Mamoru, we decided, needs a script-writer or some sort of collaborator who can help him getting rid of what isn't needed. A cruel but kind person who is happy to throw away good ideas to make room for better ideas.


Let's see how he fares in his next film...


Summer Wars


With our collective fingers crossed, bunny paws at the ready, four-leaved clovers in our hats, we went to the London premier of Mighty Mamoru's latest, "Summer Wars".


Will he have learned the lessons from his first foray into feature length animation? Will he have spend more time getting the overall structure right? Will he? Will he? (oh please, oh pleaaaase)


Will he hell.


You see, at first, Summer Wars is an exquisite, beautifully observed film about family life. In the first half we are introduced to a massive extended family that comes together to celebrate the matriarch's  birthday. It all happens in a big country house which is shown as a heaving, almost living entity full of individuals that are running around in a seemingly chaotic way. And it all holds together beautifully. To be able to portrait a crowded, warm, real, diverse family with such ease in animation takes some real directorial skills. And Mamoru delivers. Few can do what the man does in those scenes. Animators are notoriously rubbish at showing chaotic stuff that looks like its being made up on the spot. They want to show perfectly choreographed scenes. Someone give that Mamoru a lollipop and a pat on the head.


But then it all starts to go wrong. In order to connect with "da kidz", the story veers off in cyberspace. Yup, cyberspace, with avatars and virtual worlds. Remember when all that stuff used to be hip and exciting? We do. But that's because we're getting older.


Dear Mamoru. No one thinks setting a story in cyberspace is hip and cool in this day and age. Showing people as their avatars in order to show another part of their personality is old hat man.
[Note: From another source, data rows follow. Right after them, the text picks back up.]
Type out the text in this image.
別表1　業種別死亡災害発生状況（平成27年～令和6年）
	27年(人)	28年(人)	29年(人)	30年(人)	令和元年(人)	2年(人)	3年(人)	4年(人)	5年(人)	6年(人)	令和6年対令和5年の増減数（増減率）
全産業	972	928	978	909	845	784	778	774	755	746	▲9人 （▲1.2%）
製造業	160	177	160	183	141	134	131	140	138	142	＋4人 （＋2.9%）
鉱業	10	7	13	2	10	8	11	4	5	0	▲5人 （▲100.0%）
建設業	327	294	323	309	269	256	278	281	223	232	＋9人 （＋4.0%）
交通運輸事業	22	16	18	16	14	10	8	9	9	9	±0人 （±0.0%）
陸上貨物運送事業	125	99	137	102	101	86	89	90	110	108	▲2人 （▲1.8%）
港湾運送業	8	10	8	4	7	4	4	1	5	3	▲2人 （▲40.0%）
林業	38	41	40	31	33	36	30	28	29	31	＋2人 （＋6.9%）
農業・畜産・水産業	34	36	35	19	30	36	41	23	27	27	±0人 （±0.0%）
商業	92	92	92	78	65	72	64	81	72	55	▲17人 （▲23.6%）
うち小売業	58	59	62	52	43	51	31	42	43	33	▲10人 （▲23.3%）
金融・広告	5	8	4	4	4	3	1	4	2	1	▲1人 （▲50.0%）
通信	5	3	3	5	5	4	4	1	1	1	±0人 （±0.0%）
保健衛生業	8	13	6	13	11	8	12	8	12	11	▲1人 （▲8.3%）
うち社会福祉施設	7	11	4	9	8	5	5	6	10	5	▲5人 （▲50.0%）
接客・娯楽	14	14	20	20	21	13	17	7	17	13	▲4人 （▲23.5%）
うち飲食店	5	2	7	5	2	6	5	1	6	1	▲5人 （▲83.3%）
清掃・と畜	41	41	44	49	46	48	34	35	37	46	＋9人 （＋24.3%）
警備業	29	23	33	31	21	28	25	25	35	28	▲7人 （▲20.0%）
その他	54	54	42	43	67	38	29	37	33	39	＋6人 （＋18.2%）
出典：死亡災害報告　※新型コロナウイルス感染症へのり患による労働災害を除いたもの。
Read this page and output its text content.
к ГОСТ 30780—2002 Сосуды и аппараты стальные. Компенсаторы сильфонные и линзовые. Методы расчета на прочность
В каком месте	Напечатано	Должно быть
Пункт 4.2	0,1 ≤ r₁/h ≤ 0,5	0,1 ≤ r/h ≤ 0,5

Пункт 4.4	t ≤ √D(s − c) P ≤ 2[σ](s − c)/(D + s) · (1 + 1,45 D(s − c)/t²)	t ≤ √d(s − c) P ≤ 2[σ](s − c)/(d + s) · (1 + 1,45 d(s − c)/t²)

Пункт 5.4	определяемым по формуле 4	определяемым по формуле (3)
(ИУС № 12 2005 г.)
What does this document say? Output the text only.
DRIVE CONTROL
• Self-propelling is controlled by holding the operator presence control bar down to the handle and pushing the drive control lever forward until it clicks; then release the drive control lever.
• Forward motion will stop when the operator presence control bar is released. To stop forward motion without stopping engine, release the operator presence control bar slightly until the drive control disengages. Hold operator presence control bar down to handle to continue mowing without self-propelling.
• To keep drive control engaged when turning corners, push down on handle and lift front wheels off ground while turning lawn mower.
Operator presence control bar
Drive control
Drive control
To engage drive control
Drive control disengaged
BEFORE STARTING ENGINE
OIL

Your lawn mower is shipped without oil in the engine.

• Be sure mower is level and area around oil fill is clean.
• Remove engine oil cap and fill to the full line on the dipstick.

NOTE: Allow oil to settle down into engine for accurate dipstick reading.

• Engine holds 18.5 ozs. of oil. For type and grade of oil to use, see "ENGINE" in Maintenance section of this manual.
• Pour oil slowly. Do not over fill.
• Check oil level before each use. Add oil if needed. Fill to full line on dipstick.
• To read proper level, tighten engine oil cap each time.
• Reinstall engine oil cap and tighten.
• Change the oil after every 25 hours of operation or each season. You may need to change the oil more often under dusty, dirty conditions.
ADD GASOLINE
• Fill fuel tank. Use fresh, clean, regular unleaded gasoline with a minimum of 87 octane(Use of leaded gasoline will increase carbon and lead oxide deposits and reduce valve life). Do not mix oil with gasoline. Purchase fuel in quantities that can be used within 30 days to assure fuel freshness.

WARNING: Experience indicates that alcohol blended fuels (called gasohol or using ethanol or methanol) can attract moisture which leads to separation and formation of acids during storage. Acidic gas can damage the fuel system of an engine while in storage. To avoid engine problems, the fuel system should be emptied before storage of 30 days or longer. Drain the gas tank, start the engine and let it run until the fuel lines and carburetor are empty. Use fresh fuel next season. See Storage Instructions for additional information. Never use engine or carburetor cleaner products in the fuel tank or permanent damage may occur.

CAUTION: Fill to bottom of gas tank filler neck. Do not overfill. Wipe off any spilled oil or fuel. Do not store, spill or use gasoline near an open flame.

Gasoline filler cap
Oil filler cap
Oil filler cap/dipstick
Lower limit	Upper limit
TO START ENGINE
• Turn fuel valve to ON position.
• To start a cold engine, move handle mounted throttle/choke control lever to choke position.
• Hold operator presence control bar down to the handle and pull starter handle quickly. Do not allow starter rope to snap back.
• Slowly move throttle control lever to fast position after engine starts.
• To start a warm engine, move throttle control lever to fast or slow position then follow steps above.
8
So here we are, a beautiful, sensitive cinematographic poem about family life suddenly gets invaded by a bunch of cyberspace Pokemons. What follows is a silly story about a computer virus running rampant. Remember when films about computer viruses were hip?


To make matters worst, the virus completely overshadows another part of the story where something truly heartbreaking happens to the family. The tenderness and humanity with which the devastated family is shown is an indication of what this film could have been.
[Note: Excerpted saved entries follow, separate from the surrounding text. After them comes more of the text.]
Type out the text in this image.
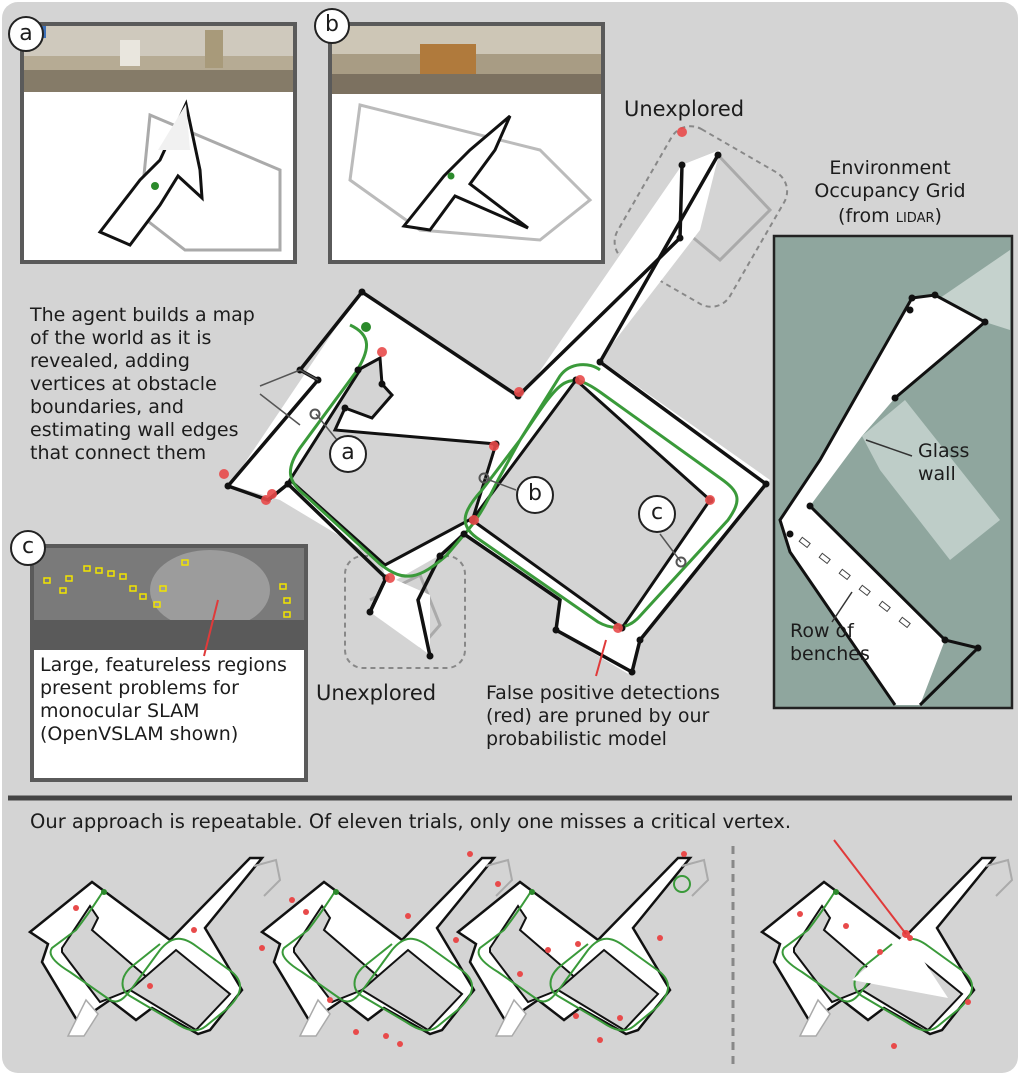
a	b
c
a
b
c
Unexplored
Unexplored
The agent builds a map of the world as it is revealed, adding vertices at obstacle boundaries, and estimating wall edges that connect them
Large, featureless regions present problems for monocular SLAM (OpenVSLAM shown)
False positive detections (red) are pruned by our probabilistic model
Environment Occupancy Grid
(from lidar)
Glass wall
Row of benches
Our approach is repeatable. Of eleven trials, only one misses a critical vertex.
But some idiot left the door open and let the Pokemons in. Was it Mamoru? Was it an overbearing producer? We don't know. But whoever it was, didn't have enough trust in Mamoru or didn't appreciated his true strengths.


What's even weirder is that the cyberspace part of the story is an obvious carbon copy of Mamoru's second Digimon movie and the designs of the cyberworld are lifted directly from his Louis Vuitton commercial. Is this Mamoru's way of taking possession of his ideas and concepts in his commissioned works? What a silly boy.
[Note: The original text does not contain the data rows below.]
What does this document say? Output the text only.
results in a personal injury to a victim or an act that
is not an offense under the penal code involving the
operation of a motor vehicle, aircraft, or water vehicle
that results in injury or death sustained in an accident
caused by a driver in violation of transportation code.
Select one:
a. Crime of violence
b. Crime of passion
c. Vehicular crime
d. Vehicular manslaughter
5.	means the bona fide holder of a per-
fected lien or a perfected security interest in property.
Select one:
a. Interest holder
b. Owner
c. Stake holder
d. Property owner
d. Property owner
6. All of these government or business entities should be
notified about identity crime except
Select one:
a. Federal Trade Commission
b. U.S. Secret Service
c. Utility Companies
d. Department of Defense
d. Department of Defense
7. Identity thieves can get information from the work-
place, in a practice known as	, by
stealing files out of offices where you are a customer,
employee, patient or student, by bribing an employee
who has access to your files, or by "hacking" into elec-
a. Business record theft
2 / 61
We think Mamoru needs a good talking to...


Mamoru, Mamoru, Mamoru...


... You've got sooo much talent, so much to offer. You could make the most beautiful movies with your eyes closed. And you're wasting it all on - oh stop rolling your eyes around like that, we're saying this for your own good, you know - Get yourself a good collaborator, work with someone who brings out the best in you. Believe in yourself. We know you have what it - are you actually listening to anything we're saying? - Anyway, good luck. Let us know when your next film is finished. We're looking forward to it. With trepidation.